Tueurs de Flics

Frédéric H. Fajardie

Sanguine - 1979

Tags :  Polar politique Polar militant Polar urbain Serial Killer Vengeance Flic Paris Années 1970 Original Poétique Moins de 250 pages

Edition originale

Un avis personnel...

Publié le : 30 décembre 2008

Recommandé

Plaquez tout, les petits. Le travail — dans ce contexte — n’ennoblit pas l’homme. Les idéologues qui prétendent le contraire, quelle est leur profession ? Et quelles sont les chances de durée, je veux dire de durer dans l’amour, d’un couple qui se sépare à 7 heures pour se revoir vers 20 heures, fatigué, au cœur d’une bruyante cité HLM ? Moi, je suis parti longtemps, préférant la gêne dans le bleu de la Provence à la survie au milieu des odeurs de choux et de volailles, ici. Vos yeux sont des miroirs las de refléter les grues, le ciment, les tours et les usines. Glissez, mortels, sur la pente savonneuse de turbin-chagrin ! Glissez vers les cimetières populaires surpeuplés ! Glissez sur vos rêves écrabouillés, magma rosissant et doré des splendeurs à venir. Glissez sur le flot de vos larmes rentrées, sur votre sueur, sur le sang des règles qui prend l’ouvrière debout quand, ailleurs, on va « s’étendre un moment ». Eh oui ! petit, je m’excuse mais c’est comme ça ! Glissez sous ce beau ciel bleu qui part pour ailleurs ! Glissez au rythme du piano du voisin d’à côté qui était peut-être un virtuose et qui attend son cancer loin de l’odeur du lilas et des roses. Glissez, mortels et songez que ce n’est pas juste vis-à-vis de nos douze ans, vis-à-vis des garçonnets et des fillettes que vous étiez et qui auraient dû avoir tous les droits ! Ah ! nom de Dieu, vive la Révolution !

Discours de Ouap, ancien de la guerre d’Espagne…

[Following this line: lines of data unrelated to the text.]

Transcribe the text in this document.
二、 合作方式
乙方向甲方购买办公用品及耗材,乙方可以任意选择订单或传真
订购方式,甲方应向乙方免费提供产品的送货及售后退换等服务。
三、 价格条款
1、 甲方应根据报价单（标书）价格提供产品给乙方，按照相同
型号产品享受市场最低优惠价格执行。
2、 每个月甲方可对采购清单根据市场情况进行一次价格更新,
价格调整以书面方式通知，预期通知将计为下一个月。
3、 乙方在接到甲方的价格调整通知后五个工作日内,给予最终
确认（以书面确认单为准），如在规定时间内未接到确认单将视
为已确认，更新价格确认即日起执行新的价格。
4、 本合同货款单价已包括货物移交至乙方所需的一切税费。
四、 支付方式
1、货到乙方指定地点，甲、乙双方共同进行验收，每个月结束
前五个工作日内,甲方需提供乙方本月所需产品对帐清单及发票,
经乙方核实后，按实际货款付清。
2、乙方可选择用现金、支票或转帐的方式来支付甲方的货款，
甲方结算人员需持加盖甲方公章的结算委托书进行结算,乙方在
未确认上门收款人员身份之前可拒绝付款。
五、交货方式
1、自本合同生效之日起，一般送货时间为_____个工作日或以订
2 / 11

Tueurs de Flics est le premier roman de Fréféric H. Fajardie écrit entre Mimizan et Paris durant l’été et l’automne 1975. Humour glacé, engagé et politique dans le sillage d’un Manchette ou d’un A.D.G. avec des pointes de poésie et de lyrisme, un ton que je n’ai jamais rencontré ailleurs et qui me fait irrémédiablement penser au fabuleux chanteur Alain Leprest. Les rouages de la société et le fonctionnement de la police sont analysés par l’œil critique dans un style particulièrement concis et nerveux. Les propos de Fajardie sont violents dans le fond et dans la forme. On ressent une certaine fascination où tout au moins une compréhension — une certaine sympathie dans le sens de partager le même sentiment — pour les « tueurs de flics » qui œuvrent tout au long du roman :

Quand à celui que votre presse pourrie appelle « le grand Africain » c’est effectivement un grand africain. Son 1 mètre 88, bien sûr, mais ce n’est pas une question de taille. C’est un chef de tribu, un guerrier noir recouvert de peau de panthère, un homme éternel et nouveau qui annonce des temps nouveaux loin du déclin des Blancs, cette immonde pourriture blanche qui sent le cadavre. C’est l’heure ! L’heure des clans, des sectes. Votre pourriture s’écroulera dans le reflet étincelant des longs couteaux de la nuit et des rasoirs du crépuscule. Il faut désapprendre, retour à la préhistoire, à la tribu, là précisément ou commença l’erreur. Nous nions vingt siècles d’histoire, de domination par le pognon, le salariat, vos modèles de réussite.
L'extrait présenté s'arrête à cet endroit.